Say the words ‘Sodom and Gomorrah’ and dens of iniquity spring to mind. The Book of Genesis (Gen 19:24–25), responsible for the wicked reputation of these two terrible towns, describes the last straw – namely, when local Sodomites demanded to have sex with the angels sent by God to visit Lot. In response ‘the Lord rained upon Sodom and upon Gomorrah brimstone and fire…and he overthrew those cities, and all the plain, and all the inhabitants of the cities, and that which grew upon the ground…’

Fanciful legends of a fevered biblical imagination? Not necessarily. The edge of Wadi Araba is located on a major fault line, and it’s possible that the towns were swallowed up by collapsing soil.

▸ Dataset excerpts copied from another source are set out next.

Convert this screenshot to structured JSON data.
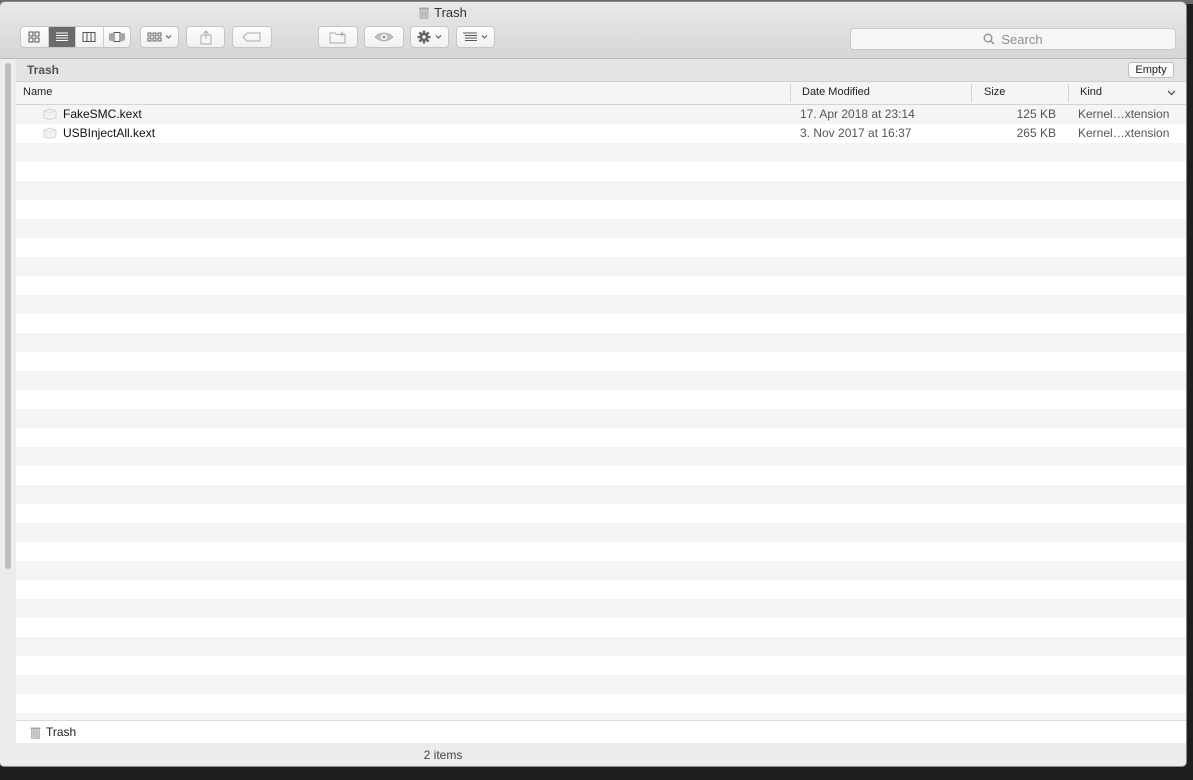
{
  "window": {
    "title": "Trash"
  },
  "toolbar": {
    "view_buttons": [
      "icon-view",
      "list-view",
      "column-view",
      "cover-flow-view"
    ],
    "search_placeholder": "Search"
  },
  "path_bar": {
    "title": "Trash",
    "empty_label": "Empty"
  },
  "columns": {
    "name": "Name",
    "date": "Date Modified",
    "size": "Size",
    "kind": "Kind"
  },
  "files": [
    {
      "name": "FakeSMC.kext",
      "date": "17. Apr 2018 at 23:14",
      "size": "125 KB",
      "kind": "Kernel…xtension"
    },
    {
      "name": "USBInjectAll.kext",
      "date": "3. Nov 2017 at 16:37",
      "size": "265 KB",
      "kind": "Kernel…xtension"
    }
  ],
  "bottom_path": {
    "label": "Trash"
  },
  "status": {
    "item_count": "2 items"
  },
  "colors": {
    "active_segment": "#6b6b6b",
    "window_bg": "#ececec"
  }
}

Another possibility is that an earthquake released large amounts of underground flammable gas and bitumen (the infamous ‘slime pits’ referred to in the Old Testament), which were ignited by fire or a lightning strike.

Whatever the cause of their demise, archaeologists have long speculated about the location of the world’s most sinful cities. Many archaeologists favour the southern shore of the Dead Sea. But there’s also the Bronze Age site of Babh Adh Dhra, on the edge of Wadi Karak. This town (population roughly 1000) was destroyed in 2300 BC, but intriguingly it holds the remains of 20,000 tombs, containing an estimated half a million bodies – as such it’s odds-on favourite for Sodom. Both Babh Adh Dhra and the nearby site of Numeira, believed to be Gomorrah, are covered in a 30cm-deep layer of ash, suggesting the cities ended in a great blaze.

Natural disaster or the wrath of God? Some believe it amounts to the same thing.